Le début des travaux de percement des Pyrénées, côté Français, pour le passage de l’interconnexion électrique France – Espagne sous le massif montagneux a démarré hier à Montesquieu-des-Albères (Pyrénées-Orientales) en présence du Président du Directoire de RTE (Dominique Maillard), du Président de REE (José Folgado) et du Président d’Inelfe (Carlos Collantes).

Le démarrage du tunnelier constitue une étape clé dans l’avancée de cette interconnexion attendue depuis 30 ans.

L’impressionnant tunnelier « Canigou », commence l’excavation de la partie nord de la galerie technique de l’interconnexion électrique entre la France et l’Espagne. La galerie technique devrait être achevée fin 2013.

Conçu pour travailler la roche dure aussi bien que les zones de failles géologiques ou les roches friables, Canigou dispose d’un bouclier coupant de 4,3 mètres de diamètre, et mesure 11,5 mètres de long. A ce premier segment s’ajoute un train suiveur d’une longueur totale de 300 mètres environ. A ce jour, 150 mètres de galerie ont déjà été creusés au niveau de Montesquieu. Il s’agit de travaux préparatoires nécessaires à l’installation du tunnelier dans l’entrée nord de la galerie.

Le tunnelier côté Français complète ainsi le travail de son jumeau espagnol « Alberas », pour creuser une galerie longue de 8,5 kilomètres et de diamètre 3,5 mètres dans le massif pyrénéen des Albères, reliant La Junquera et Montesquieu-des-Albères. De son côté, le tunnelier espagnol, parti début mars 2012 de la tête sud située à la Junquera, a déjà creusé plus de trois kilomètres.

Les deux tunneliers ont été spécialement conçus et fabriqués pour ce projet par l’entreprise allemande Herrenknecht. Les machines ont été acheminées par mer jusqu’au port de Palamós (Espagne), puis par route.

Avec une longueur totale de 65 km en technologie souterraine, à courant continu et à ce niveau de puissance (2 fois 1000 MW), l’interconnexion électrique France-Espagne constitue une première mondiale.

Cette liaison reliera les postes électriques de Baixas (près de Perpignan) et de Santa Llogaia (près de Figueras, Espagne).

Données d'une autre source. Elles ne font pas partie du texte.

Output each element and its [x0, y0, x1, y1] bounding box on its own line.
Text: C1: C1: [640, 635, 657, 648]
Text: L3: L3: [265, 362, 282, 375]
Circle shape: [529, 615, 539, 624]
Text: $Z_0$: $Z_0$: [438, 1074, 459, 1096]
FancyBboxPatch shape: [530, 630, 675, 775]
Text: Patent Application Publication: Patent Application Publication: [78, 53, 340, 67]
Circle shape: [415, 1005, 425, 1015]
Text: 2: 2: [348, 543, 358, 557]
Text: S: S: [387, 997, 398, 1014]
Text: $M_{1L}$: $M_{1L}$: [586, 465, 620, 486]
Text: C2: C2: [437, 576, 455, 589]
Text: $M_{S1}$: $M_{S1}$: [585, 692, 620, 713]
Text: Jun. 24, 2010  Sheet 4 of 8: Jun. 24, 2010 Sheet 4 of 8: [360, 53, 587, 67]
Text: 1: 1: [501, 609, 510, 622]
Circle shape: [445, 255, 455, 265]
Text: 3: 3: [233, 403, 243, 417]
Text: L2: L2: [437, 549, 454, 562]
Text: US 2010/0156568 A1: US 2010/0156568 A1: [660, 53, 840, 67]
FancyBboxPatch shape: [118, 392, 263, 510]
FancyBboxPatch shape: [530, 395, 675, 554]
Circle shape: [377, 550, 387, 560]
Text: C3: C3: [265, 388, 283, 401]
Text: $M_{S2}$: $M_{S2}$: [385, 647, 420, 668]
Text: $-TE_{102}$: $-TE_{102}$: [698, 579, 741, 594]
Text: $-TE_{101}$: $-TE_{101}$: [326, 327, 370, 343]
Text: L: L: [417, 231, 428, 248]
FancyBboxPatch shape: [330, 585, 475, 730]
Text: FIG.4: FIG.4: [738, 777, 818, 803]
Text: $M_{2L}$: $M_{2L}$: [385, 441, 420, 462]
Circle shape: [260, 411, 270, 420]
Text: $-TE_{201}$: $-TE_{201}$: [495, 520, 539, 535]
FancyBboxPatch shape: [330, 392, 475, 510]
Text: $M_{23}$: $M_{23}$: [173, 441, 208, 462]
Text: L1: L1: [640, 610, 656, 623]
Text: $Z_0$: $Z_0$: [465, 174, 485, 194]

En raison de sa longueur et de ses caractéristiques spécifiques, la ligne fonctionnera en courant continu au lieu du courant alternatif utilisé dans le reste du réseau électrique français et espagnol. Par conséquent, une station de conversion doit être construite à chaque extrémité de la liaison afin de transformer le courant continu en alternatif, et réciproquement. La mise en service de cette liaison électrique est prévue pour fin 2014.

Rappelons que l’interconnexion électrique participera au renforcement de l’approvisionnement énergétique régional et permettra une meilleure intégration des énergies renouvelables sur le réseau, tout en contribuant à la création du marché européen de l’électricité. Par ailleurs, Inelfe a participé au développement économique régional à hauteur de 20 millions d’euros depuis le début du chantier, au travers de contrats commerciaux notamment.

L’ensemble des travaux nécessaires à la réalisation de cette nouvelle interconnexion représente un budget de 700 millions d’euros ; ce projet a été déclaré projet d’intérêt européen, et reçoit un financement de l’Union européenne à hauteur de 225 millions d’euros dans le cadre du programme EEPR (European Energy Programme for Recovery). Inelfe, RTE et REE ont également signé avec la Banque Européenne d’Investissement (BEI) un prêt de 350 millions d’euros.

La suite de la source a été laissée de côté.